Mit diesem Brief, den ich mit den zwiespältigsten Gefühlen hingeworfen hatte, ging ich am nächsten meiner Ausgangstage zu Heri und ich freute mich schon beim Eintritt doppelt: in erster Linie glaubte ich bei Heri wirklich eine freudige Überraschung bemerken zu können, denn sie stand sofort auf und reichte mir mit festem Drucke die Hand; in zweiter Linie aber konnte ich bei der Tante ebenso sicher einen leichten Verdruß feststellen, den offen zu äußern sie aber viel zu sehr Dame war.
Und dann fand sich auch die Gelegenheit, Heri den Brief zuzustecken. Sie entfernte sich unauffällig mit demselben und kam erst nach geraumer Zeit wieder in das Zimmer. Ein Blick sagte mir, daß sie den Brief gelesen. Und dieser Blick machte mich im innersten Herzen jubeln, denn es lagen Trauer und Vorwurf in ihm, nicht Stolz oder Zorn, wie ich befürchtet hatte.
Als ich mich bald darauf unter dem Vorwande empfahl, ich hätte nur wieder einmal mich erkundigen wollen, wie es den Damen gehe, wußte es Heri so anzustellen, daß sie mir unbemerkt ihre Antwort auf mein Brieflein in die Hand drücken konnte.

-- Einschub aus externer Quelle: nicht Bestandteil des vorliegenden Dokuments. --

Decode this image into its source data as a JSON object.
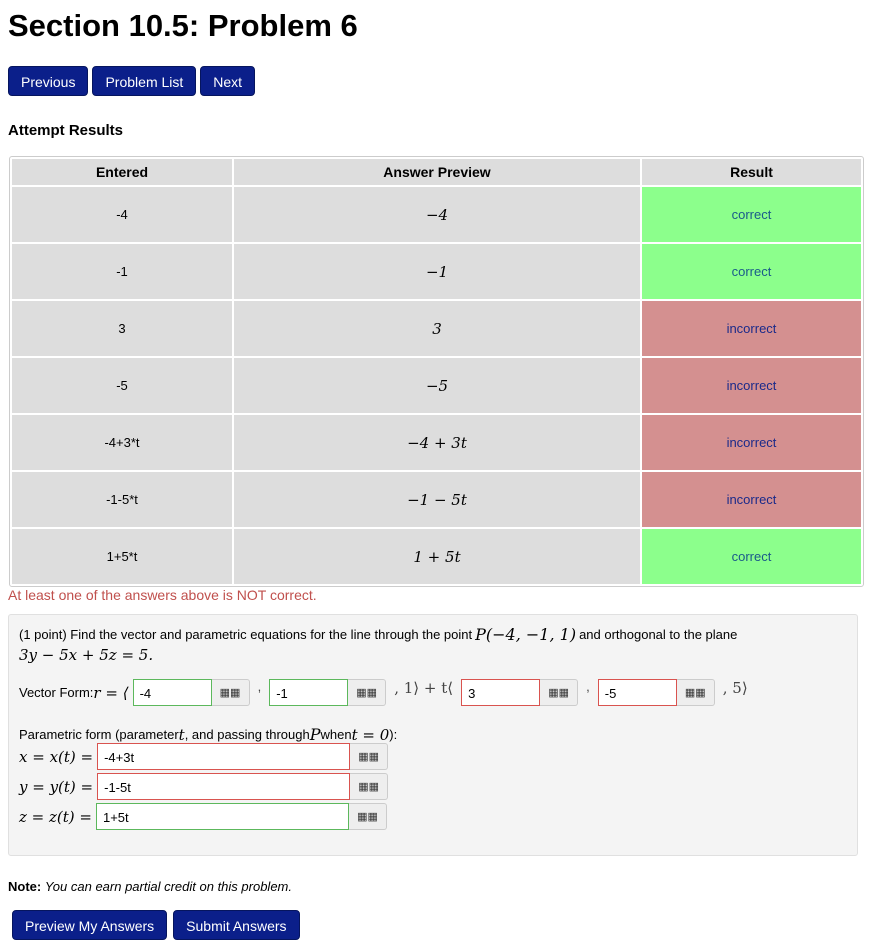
{
  "title": "Section 10.5: Problem 6",
  "nav": {
    "previous": "Previous",
    "list": "Problem List",
    "next": "Next"
  },
  "results": {
    "heading": "Attempt Results",
    "columns": [
      "Entered",
      "Answer Preview",
      "Result"
    ],
    "rows": [
      {
        "entered": "-4",
        "preview": "−4",
        "result": "correct"
      },
      {
        "entered": "-1",
        "preview": "−1",
        "result": "correct"
      },
      {
        "entered": "3",
        "preview": "3",
        "result": "incorrect"
      },
      {
        "entered": "-5",
        "preview": "−5",
        "result": "incorrect"
      },
      {
        "entered": "-4+3*t",
        "preview": "−4 + 3t",
        "result": "incorrect"
      },
      {
        "entered": "-1-5*t",
        "preview": "−1 − 5t",
        "result": "incorrect"
      },
      {
        "entered": "1+5*t",
        "preview": "1 + 5t",
        "result": "correct"
      }
    ]
  },
  "warning": "At least one of the answers above is NOT correct.",
  "problem": {
    "text": "(1 point) Find the vector and parametric equations for the line through the point ",
    "point": "P(−4, −1, 1)",
    "text2": " and orthogonal to the plane",
    "plane": "3y − 5x + 5z = 5.",
    "vector_label": "Vector Form: ",
    "r_eq": "r = ⟨",
    "comma": ",",
    "mid": ", 1⟩ + t⟨",
    "end": ", 5⟩",
    "vector_inputs": [
      {
        "value": "-4",
        "status": "correct"
      },
      {
        "value": "-1",
        "status": "correct"
      },
      {
        "value": "3",
        "status": "incorrect"
      },
      {
        "value": "-5",
        "status": "incorrect"
      }
    ],
    "param_label": "Parametric form (parameter ",
    "param_t": "t",
    "param_mid": ", and passing through ",
    "param_P": "P",
    "param_when": " when ",
    "param_t0": "t = 0",
    "param_end": "):",
    "param_inputs": [
      {
        "label": "x = x(t) =",
        "value": "-4+3t",
        "status": "incorrect"
      },
      {
        "label": "y = y(t) =",
        "value": "-1-5t",
        "status": "incorrect"
      },
      {
        "label": "z = z(t) =",
        "value": "1+5t",
        "status": "correct"
      }
    ],
    "keyboard_icon": "grid-icon"
  },
  "note": {
    "label": "Note:",
    "text": "You can earn partial credit on this problem."
  },
  "actions": {
    "preview": "Preview My Answers",
    "submit": "Submit Answers"
  }
}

Es war ein vielmals zusammengefalteter Zettel und darauf stand nur:
Lieber Heini! Während des Tages kann ich unmöglich abkommen. Wenn es Dir aber möglich wäre, einmal abends fortzukommen, so komme übermorgen nach neun Uhr in unseren Garten. Die Tante ist an diesem Tage bei der Generalin und kommt vor zehn Uhr nicht heim.
Heri.
Nun, möglich war’s schon, daß ich mich nach neun Uhr aus der Anstalt fortstehlen konnte, aber es war auch mit Gefahr verbunden, denn man konnte entdeckt werden. Aber immerhin hatten es schon zwei meiner Kameraden gewagt und sie waren glücklich wieder ins Haus gekommen. Einmal konnte ich’s doch auch versuchen.
Wir waren unser zwanzig in einem Schlafsaal und der Älteste unter uns war Ordner. Um neun Uhr hieß es zu Bette gehen. Dann kam der Präfekt und sah nach, ob jeder da sei und ging dann in den nächsten Schlafsaal. Dieser Zeitpunkt mußte geschickt ausgenützt werden und war auch von den anderen benützt worden.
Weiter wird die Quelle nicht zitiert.